Le cœur sait toujours voir au-delà des apparences
Quand Isabelle Mc Allister, pimpante octogénaire américaine, demande à Dorrie Curtis, sa coiffeuse et confidente depuis dix ans,de la conduire jusqu’à Cincinnati pour des funérailles, Dorrie ne cache pas sa surprise. Mais Dorrie s’empresse d’accepter car son affection pour Mademoiselle Isabelle est profonde. Tout les sépare pourtant : L’une est blanche (Isabelle), l’autre est noire (Dorrie). La première est en retraite depuis longtemps, la seconde exerce tant bien que mal la profession de coiffeuse dans son propre salon. Dorrie a plusieurs enfants et un nouveau petit ami, alors que la famille d’Isabelle s’est éloignée d’elle et a en partie disparu. Alors qui peut bien être la personne dont Isabelle porte le deuil ? Quels secrets cache-t-elle ? Le voyage de plusieurs jours qui va amener les deux femmes à traverser une grande partie des Etats-Unis va être l’occasion pour Isabelle de raconter son histoire d’amour impossible, créant ainsi avec Dorrie une complicité inébranlable.
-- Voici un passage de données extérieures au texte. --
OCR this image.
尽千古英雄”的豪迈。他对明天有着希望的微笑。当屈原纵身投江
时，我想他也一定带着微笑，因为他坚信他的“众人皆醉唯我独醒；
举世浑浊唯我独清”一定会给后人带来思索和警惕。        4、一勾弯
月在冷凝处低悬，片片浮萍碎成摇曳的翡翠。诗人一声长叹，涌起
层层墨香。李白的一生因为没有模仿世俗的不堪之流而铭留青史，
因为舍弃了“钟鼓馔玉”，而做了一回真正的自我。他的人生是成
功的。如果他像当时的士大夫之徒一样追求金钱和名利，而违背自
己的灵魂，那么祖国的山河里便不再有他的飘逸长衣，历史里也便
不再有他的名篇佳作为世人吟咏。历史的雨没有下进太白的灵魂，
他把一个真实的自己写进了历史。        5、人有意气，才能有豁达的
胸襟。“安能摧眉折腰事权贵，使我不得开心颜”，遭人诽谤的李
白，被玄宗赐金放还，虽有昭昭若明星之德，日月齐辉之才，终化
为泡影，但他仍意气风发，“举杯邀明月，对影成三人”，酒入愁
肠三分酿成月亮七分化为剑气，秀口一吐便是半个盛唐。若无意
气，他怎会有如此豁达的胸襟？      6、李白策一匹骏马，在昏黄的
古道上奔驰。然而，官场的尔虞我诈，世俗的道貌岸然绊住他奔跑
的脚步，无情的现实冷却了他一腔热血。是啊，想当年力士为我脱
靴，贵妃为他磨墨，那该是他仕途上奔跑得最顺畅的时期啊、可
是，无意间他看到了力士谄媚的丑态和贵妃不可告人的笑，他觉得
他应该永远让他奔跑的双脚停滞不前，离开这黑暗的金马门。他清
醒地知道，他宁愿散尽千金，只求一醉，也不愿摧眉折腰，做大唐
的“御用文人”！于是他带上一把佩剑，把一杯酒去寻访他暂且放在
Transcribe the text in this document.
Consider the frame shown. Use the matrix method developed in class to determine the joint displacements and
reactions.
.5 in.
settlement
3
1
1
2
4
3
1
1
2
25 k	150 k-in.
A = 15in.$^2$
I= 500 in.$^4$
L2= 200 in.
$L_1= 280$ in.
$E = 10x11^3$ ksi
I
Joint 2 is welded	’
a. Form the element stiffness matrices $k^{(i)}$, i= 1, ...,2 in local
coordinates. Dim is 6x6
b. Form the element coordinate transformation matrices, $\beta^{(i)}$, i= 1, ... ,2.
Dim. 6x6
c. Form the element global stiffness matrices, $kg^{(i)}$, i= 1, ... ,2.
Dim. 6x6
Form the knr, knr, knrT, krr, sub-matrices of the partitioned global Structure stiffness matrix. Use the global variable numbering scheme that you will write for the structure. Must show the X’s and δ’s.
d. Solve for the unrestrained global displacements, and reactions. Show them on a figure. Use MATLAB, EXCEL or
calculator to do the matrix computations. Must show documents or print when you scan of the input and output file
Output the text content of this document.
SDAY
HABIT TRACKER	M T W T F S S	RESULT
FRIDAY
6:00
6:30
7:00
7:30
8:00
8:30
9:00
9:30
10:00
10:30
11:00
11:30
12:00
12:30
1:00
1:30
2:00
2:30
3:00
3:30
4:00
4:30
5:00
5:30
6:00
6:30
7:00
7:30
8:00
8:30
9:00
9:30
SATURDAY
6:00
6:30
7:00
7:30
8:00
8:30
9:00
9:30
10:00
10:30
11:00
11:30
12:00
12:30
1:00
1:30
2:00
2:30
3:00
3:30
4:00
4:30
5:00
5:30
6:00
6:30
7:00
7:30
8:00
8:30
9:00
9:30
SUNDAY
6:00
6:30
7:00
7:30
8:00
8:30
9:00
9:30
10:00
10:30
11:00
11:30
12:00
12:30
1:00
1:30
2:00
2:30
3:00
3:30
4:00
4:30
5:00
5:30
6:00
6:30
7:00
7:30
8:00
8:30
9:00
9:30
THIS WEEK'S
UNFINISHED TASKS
Ce premier roman de Julie Kibler a remporté tous les suffrages dès sa sortie aux Etats-Unis en 2014. L’auteure nous livre ici deux histoires en une : une histoire d’amour tout d’abord narrée par Isabelle elle-même dans de nombreux flashbacks. Où est l’originalité, me direz-vous ? Cette romance débute dans les années 30 et 40 au siècle dernier sur fond de ségrégation. Shalerville est une petite ville du Sud où les communautés noire et blanche ne se côtoient pas, ou juste autour d’une table quand les uns servent les autres. Quand Isabelle tombe amoureuse à dix-sept ans de Robert, le fils de sa servante noire, il va vite devenir très difficile pour eux d’assumer cette relation au grand jour. Impossible d’échanger un baiser ou de se tenir la main en public, et bien sûr impossible pour un noir d’espérer épouser une blanche un jour, alors que le racisme et les traces d’un passé esclavagiste sont des obstacles au quotidien.
En parallèle se développe une seconde histoire, narrée cette fois-ci par Dorrie de nos jours, une histoire d’amitié forte et surprenante. Les secrets qu’Isabelle lui révèle en prenant la route amènent Dorrie à réfléchir sur ses propres choix de vie, et elle va définitivement nouer des liens indestructibles avec celle qui était déjà un peu plus qu’une cliente.
Julie Kibler s’est inspirée de sa propre histoire familiale, plus exactement du passé de sa grand-mère pour créer ses personnages. Une fois les premiers chapitres passés, l’émotion s’installe à chaque page, la tristesse de voir des vies gâchées par l’intolérance et la haine nous saisit. Rien de trop ! Tout est subtil, sincère et on regretterait parfois de ne pas en apprendre davantage sur l’époque ségrégationniste. Il est certain que ces deux femmes vont vous toucher et que vous aurez l’impression d’être la troisième personne embarquée dans ce voyage. Un roman qui sera bientôt porté sur nos écrans, une réussite littéraire en tout cas !
franck boussard
Julie Kibler, Les couleurs de l’espoir, Pocket, 2015, 471 p. — 7, 70 €.